I originally came up with a method for—safely? -- extracting high impact from low impact AIs.

But it just occurred to me that the idea could be used for standard Oracles, in a way that keeps them arguably safe, without needing to define truth and similar. So introducing:

The Confirmed Selective Oracle!

A Selective Oracle is one that can’t give us a general answer to a question, but instead has to choose among a (small) variety of predetermined answers. A Confirmed Selective Oracle is one where the Oracles answer is confirmed at some point.

For instance, imagine we have 1000 different stocks, and we want to get rich. We ask the Oracle which one will increase by the most in the coming year. The Oracle’s answer is simply the name of one of the stocks (selective). In a year’s time, we give the Oracle a number, which is simply the rank of the stock selected at the end of the year, among the 1000 (confirmation).

The Oracle’s objective is simply to minimise the number it gets. If we design the physical setup well, and the AI knows all the details of it, we could get away with simply motivating it to minimise that number, and not bother with any concerns of truth or accuracy.

We could then reset the Oracle, and run it on various different questions of the same type, to serve as a general information extractor or to train the Oracle.

Thoughts and concerns

The design requires the Oracle be physically contained, with no back-channels of communication. This is very important; the AI can attempt to break out or manipulate us, because its goal—minimising a number we input—is very unsafe. That means no clarification questions from the Oracle, no interaction, very minimal observation of it.

It also requires that the Oracle be reset perfectly, and not share some timeless goal with different copies of itself.

We have to keep the set of possible answers low, while being aware that if one of the answers leads to the AI being unboxed and taking over the world, the AI will select that one.

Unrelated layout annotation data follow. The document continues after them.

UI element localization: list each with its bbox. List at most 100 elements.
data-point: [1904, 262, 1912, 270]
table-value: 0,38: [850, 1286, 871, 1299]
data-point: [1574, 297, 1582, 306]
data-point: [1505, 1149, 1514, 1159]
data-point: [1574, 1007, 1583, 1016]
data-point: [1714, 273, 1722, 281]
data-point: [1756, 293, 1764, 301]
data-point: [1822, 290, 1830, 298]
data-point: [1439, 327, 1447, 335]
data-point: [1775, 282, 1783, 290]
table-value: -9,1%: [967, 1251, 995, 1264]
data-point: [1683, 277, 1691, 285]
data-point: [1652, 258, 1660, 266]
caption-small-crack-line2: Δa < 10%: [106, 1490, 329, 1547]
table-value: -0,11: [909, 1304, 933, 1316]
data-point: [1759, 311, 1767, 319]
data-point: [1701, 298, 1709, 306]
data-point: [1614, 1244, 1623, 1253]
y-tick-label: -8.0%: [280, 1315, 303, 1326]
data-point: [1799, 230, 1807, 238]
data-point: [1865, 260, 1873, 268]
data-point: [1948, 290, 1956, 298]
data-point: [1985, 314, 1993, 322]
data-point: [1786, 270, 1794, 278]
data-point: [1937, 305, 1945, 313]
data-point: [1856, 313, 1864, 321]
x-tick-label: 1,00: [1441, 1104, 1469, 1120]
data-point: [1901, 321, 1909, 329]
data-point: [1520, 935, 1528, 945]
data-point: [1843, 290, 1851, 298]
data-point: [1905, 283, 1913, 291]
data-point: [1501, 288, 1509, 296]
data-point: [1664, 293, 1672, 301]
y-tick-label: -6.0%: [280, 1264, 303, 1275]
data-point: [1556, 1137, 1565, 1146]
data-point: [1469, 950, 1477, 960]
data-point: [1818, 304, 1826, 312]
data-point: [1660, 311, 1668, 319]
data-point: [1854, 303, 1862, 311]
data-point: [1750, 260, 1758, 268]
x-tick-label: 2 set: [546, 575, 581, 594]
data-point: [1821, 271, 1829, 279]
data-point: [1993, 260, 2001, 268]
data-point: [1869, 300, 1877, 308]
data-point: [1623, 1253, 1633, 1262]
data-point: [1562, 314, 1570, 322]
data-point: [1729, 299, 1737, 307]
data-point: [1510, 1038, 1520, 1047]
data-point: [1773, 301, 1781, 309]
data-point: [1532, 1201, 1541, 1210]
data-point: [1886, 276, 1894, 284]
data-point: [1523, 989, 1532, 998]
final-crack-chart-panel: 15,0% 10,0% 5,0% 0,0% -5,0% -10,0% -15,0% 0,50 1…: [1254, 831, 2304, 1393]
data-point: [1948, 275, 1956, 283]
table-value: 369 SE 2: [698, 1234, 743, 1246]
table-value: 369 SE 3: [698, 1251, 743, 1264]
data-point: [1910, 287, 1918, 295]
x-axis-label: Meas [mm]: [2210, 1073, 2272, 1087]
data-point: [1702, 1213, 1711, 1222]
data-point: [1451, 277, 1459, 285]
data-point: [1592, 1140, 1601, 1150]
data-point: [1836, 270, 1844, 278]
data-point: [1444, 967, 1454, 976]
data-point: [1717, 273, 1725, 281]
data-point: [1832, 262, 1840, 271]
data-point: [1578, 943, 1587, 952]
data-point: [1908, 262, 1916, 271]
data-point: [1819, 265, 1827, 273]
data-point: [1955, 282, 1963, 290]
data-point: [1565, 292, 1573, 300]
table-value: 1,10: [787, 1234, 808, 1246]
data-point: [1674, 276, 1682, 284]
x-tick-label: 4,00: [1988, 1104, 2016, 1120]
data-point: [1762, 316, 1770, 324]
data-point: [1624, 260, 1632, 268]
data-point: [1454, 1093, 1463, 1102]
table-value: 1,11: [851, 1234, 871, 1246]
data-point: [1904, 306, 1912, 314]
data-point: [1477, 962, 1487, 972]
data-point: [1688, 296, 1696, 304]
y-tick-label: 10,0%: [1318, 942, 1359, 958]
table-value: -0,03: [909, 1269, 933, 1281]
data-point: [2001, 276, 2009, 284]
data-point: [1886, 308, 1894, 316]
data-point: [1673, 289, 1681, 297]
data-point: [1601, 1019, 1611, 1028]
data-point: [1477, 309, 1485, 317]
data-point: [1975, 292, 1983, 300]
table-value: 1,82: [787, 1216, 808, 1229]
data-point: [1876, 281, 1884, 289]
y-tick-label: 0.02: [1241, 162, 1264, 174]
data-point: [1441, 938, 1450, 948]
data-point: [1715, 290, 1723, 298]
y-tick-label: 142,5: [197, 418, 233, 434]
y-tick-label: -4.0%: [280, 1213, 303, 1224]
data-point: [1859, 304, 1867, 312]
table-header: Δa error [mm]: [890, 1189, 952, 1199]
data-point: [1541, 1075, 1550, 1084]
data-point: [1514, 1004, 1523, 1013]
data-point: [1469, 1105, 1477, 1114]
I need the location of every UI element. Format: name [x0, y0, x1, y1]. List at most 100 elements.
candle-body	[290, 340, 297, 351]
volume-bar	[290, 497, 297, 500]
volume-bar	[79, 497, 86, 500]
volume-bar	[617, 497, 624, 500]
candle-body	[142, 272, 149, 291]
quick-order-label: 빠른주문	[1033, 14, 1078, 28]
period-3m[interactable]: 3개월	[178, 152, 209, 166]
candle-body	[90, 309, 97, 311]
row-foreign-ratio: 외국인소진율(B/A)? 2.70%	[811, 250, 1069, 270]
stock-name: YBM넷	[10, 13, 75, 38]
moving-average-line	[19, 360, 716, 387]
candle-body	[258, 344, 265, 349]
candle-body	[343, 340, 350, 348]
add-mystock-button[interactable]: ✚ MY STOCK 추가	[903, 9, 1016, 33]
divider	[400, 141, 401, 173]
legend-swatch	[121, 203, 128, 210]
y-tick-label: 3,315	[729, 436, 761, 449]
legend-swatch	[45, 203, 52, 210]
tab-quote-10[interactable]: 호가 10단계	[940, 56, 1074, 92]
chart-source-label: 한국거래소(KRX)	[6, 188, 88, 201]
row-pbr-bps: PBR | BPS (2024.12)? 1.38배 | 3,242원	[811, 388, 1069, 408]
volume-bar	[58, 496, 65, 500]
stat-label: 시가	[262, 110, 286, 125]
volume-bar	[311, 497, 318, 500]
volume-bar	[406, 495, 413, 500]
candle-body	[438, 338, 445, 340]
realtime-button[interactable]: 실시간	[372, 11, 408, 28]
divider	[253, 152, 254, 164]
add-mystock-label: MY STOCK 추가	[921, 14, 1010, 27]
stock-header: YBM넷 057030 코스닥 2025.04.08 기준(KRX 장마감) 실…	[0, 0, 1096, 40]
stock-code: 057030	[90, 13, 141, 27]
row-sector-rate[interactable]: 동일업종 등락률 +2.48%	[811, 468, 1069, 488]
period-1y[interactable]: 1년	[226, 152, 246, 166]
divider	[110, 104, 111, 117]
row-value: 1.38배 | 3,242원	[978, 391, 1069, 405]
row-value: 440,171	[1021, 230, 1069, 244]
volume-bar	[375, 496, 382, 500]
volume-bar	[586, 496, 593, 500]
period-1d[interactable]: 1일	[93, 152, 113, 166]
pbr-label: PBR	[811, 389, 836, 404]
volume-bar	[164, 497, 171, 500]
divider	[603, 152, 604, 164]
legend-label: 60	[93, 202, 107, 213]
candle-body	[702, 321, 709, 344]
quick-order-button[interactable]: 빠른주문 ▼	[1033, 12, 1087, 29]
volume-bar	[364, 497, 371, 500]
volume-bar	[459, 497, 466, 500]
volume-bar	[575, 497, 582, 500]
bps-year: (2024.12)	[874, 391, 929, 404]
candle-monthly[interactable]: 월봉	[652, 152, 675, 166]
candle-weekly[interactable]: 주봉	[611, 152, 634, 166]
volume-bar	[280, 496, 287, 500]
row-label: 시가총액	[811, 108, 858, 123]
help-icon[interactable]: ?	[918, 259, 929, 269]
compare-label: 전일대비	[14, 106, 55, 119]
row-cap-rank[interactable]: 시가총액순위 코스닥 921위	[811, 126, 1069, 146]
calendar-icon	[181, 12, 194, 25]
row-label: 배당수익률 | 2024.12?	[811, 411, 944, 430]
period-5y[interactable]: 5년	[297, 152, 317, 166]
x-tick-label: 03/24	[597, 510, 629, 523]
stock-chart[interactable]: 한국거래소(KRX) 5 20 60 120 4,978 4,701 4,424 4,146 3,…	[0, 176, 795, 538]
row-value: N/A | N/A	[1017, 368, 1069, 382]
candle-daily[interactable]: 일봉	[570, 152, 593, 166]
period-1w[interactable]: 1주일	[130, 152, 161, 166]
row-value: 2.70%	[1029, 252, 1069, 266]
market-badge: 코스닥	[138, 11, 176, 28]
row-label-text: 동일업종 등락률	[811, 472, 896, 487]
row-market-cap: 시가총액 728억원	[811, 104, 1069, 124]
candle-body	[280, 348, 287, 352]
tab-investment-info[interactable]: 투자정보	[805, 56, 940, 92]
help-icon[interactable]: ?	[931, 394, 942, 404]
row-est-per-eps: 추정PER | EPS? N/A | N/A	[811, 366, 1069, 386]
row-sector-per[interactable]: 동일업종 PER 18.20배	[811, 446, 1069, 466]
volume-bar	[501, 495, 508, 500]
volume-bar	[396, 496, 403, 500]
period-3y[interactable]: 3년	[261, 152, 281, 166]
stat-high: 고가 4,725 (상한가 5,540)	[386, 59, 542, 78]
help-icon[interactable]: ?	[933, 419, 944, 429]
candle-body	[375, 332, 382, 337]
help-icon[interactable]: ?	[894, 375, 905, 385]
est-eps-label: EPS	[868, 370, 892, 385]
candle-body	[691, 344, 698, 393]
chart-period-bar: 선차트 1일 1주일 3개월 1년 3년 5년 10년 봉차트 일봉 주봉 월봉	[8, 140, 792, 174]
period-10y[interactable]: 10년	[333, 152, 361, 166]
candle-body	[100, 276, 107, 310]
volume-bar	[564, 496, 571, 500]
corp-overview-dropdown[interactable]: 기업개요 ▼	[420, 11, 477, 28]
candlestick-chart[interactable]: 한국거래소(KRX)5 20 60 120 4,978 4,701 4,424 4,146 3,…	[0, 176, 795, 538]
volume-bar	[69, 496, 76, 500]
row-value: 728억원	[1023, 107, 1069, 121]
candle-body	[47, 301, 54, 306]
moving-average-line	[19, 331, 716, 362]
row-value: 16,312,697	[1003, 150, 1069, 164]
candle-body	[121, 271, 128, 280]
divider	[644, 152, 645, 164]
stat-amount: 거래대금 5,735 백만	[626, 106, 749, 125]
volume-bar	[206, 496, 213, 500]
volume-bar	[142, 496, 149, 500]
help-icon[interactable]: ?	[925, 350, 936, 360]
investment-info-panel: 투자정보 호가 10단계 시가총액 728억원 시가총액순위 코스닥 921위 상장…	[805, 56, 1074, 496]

Finally, we need to note that the Oracle’s answers are self-consistent with being known. For instance, in the stock market example, we are asking it to choose the highest growth stock, given its answer and all consequences of that answer (such as us buying that stock, the Oracle’s answer leaking, etc...). Since we are going to confirm the answer at the end of a year, after seeing the answer, this self-consistency is required for a useful Oracle.

It might well be that the Oracle can efficiently select the highest stock if we didn’t know its answer, but that our actions upon hearing the answer mean that it can only get us in the top 10. This is fine—will still try and do the best it can, given this constraint. As long as we choose the task well, and it isn’t actually anti-inductive, we can still get great power from the CSO.